No more traffic now. The relatives, friends and supporters were in place, and some of the kids among them wore T-shirts with a picture of what seemed to be almost a child soldier with a smiling face and a battlefield helmet that was a size too large. They all had flowers and some had already started to weep. Every eye, and Doug Bentley’s, gazed left down the street, towards the raised town hall and the top of the hill, beyond the church and its bell tower, where the road came from the RAF base into which the coffin had been flown. He saw women in floral dresses, kids in jeans and sneakers, men standing straight and clutching shopping bags, the staff of shops, banks and coffee houses, and people with dogs that sat still and quiet at their sides. Early on, Doug had realised this was no place for generals, admirals, air marshals or senior politicians. The tabloids called it ‘the tribute of Middle England’.
Three police motorcyclists led the convoy, coming at a crawl, heads appearing first, then the fluorescent yellow of the shoulders and last the blue lights on their machines.
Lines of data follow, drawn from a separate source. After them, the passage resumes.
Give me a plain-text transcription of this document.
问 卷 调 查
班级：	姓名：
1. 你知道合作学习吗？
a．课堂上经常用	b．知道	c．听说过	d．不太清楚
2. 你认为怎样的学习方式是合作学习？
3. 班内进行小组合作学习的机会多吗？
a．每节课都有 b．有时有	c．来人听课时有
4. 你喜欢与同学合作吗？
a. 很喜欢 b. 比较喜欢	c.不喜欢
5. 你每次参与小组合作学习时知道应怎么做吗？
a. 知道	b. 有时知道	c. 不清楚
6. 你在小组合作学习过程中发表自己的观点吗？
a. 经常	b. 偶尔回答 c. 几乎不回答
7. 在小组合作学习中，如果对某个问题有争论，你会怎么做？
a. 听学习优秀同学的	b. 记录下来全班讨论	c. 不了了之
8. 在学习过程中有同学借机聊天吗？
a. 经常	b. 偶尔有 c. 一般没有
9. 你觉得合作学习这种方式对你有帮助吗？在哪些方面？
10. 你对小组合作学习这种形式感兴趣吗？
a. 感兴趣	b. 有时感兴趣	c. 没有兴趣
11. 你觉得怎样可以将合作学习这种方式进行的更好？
The bell had stopped and the engines made a mere murmur, but the sobbing of one woman was clear. The motorcycles went on past Doug Bentley and the others, then a marked police car, but the hearse halted to the far side of the town hall and the funeral director climbed out of the front passenger seat. The local man who did the drill calls for Doug and the standard-bearer party gave the command and the dozen were raised, the tips dropped into the leather case that took their weight. He felt the sun full on him and a bead of sweat trickled down his cheek.
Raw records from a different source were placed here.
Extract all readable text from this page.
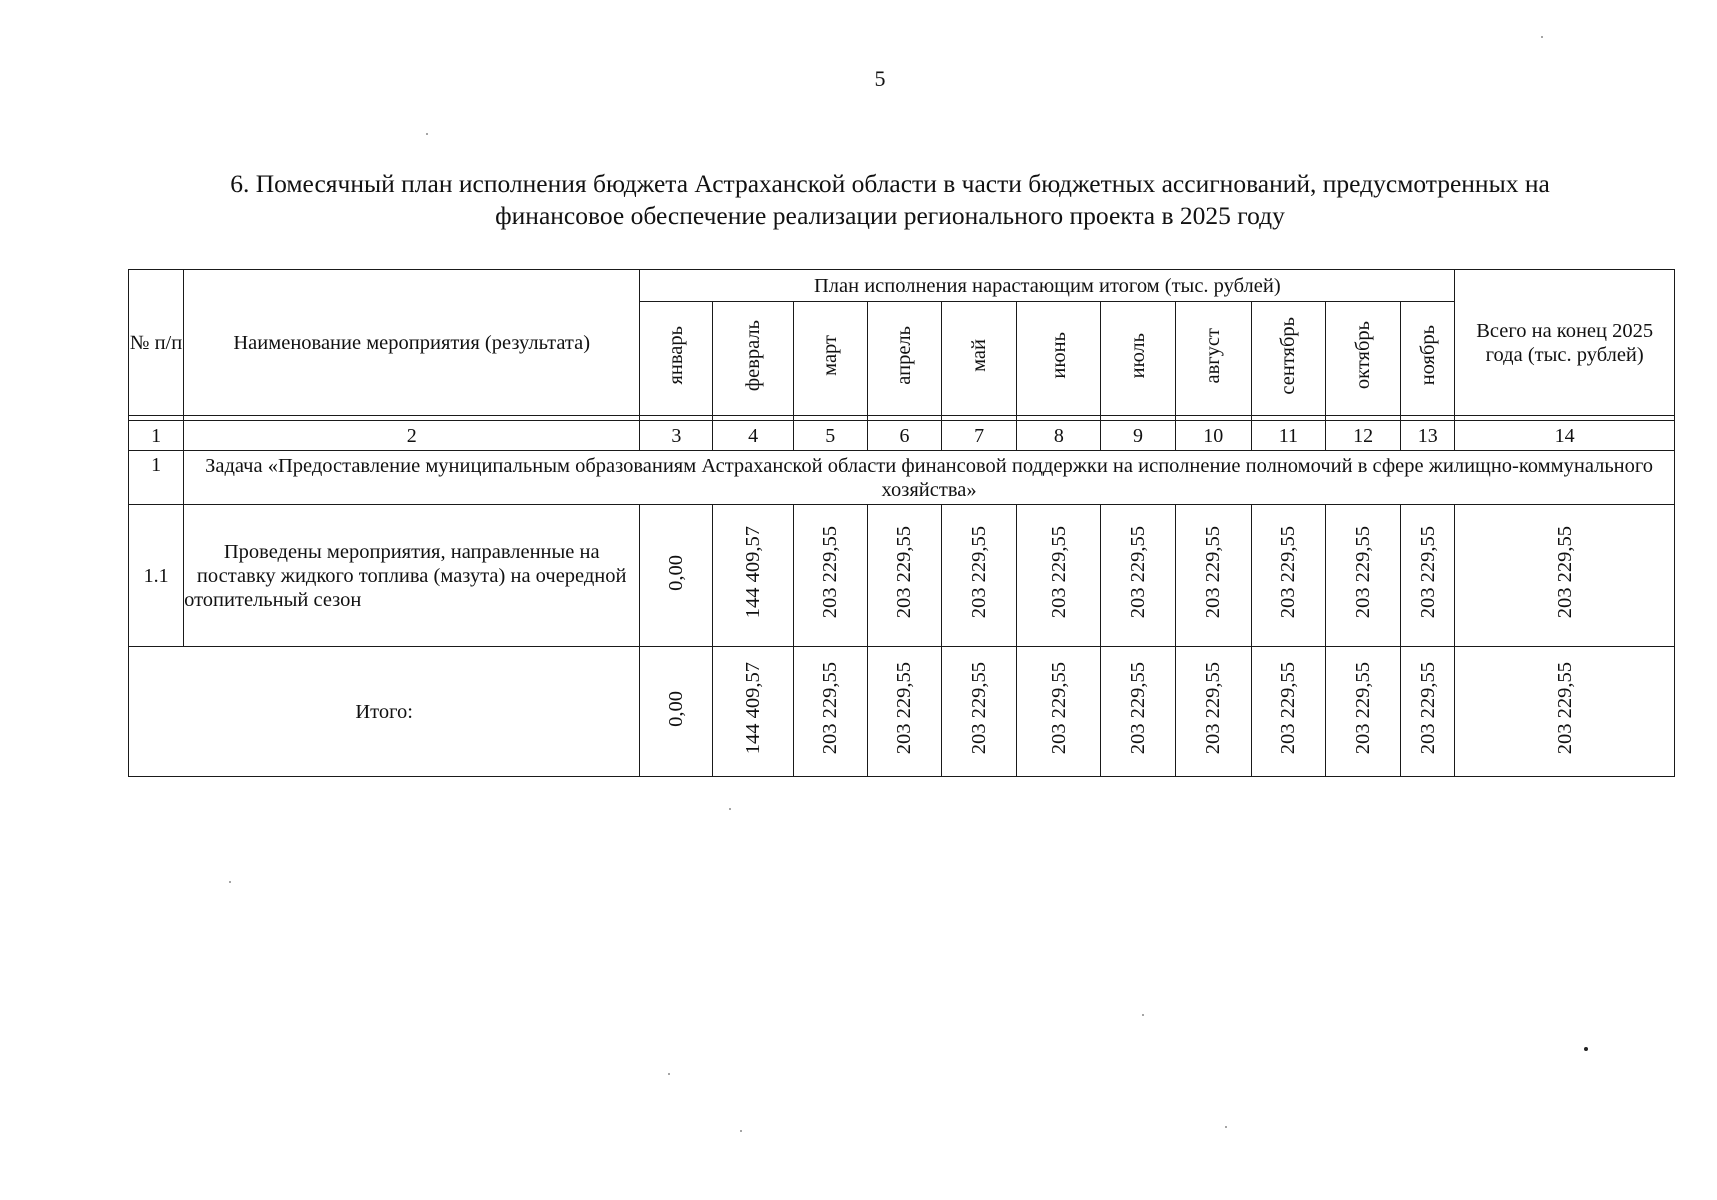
5
6. Помесячный план исполнения бюджета Астраханской области в части бюджетных ассигнований, предусмотренных на
финансовое обеспечение реализации регионального проекта в 2025 году
№ п/п	Наименование мероприятия (результата)	План исполнения нарастающим итогом (тыс. рублей)											Всего на конец 2025 года (тыс. рублей)
		январь	февраль	март	апрель	май	июнь	июль	август	сентябрь	октябрь	ноябрь	

1	2	3	4	5	6	7	8	9	10	11	12	13	14
1	Задача «Предоставление муниципальным образованиям Астраханской области финансовой поддержки на исполнение полномочий в сфере жилищно-коммунального хозяйства»												
1.1	Проведены мероприятия, направленные на поставку жидкого топлива (мазута) на очередной отопительный сезон	0,00	144 409,57	203 229,55	203 229,55	203 229,55	203 229,55	203 229,55	203 229,55	203 229,55	203 229,55	203 229,55	203 229,55
Итого:		0,00	144 409,57	203 229,55	203 229,55	203 229,55	203 229,55	203 229,55	203 229,55	203 229,55	203 229,55	203 229,55	203 229,55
The funeral director wore a top hat and a morning suit; he had a fine walking staff with a silver-topped handle. As he moved forward a woman opposite Doug Bentley seemed to contract in a convulsion of tears and a man beside her, who had pink knees below the hem of his shorts, rubbed her neck gently. As the funeral director reached them, top hat now carried, the command came – softly spoken – and the standards dipped. All those years before, as a lance corporal in the Pay Corps, he had loathed drill sergeants, had been clumsy and useless at the co-ordination required, but he could do this now. The hearse eased to a halt and Doug Bentley dropped his head, as if in prayer, but he could see, beyond the glass, the closely pinned Union flag over the new clean wood of the coffin. He often wondered what they looked like, inside the shrouds and below the lids: at peace and unmarked, or mangled beyond recognition… It was those bloody bombs that did for them: what the TV said were IEDs – improvised explosive devices. Eight out of every ten who were brought through the town on their way to the hospital in Oxford, where the post-mortems were done, had been killed by the tribesmen’s bombs. Doug Bentley didn’t know about war, and his military service as a conscript had been about ledgers, officers’ expenses and other ranks’ salaries, but men in the branch in his village, who had been in the paras or the marines, spoke of the bombs and what they did to a body. Just eighteen years old the guardsman had been, and the picture on the T-shirts showed a face that was immature, arms and legs that had most likely been skeleton thin, all ripped apart by a bomb.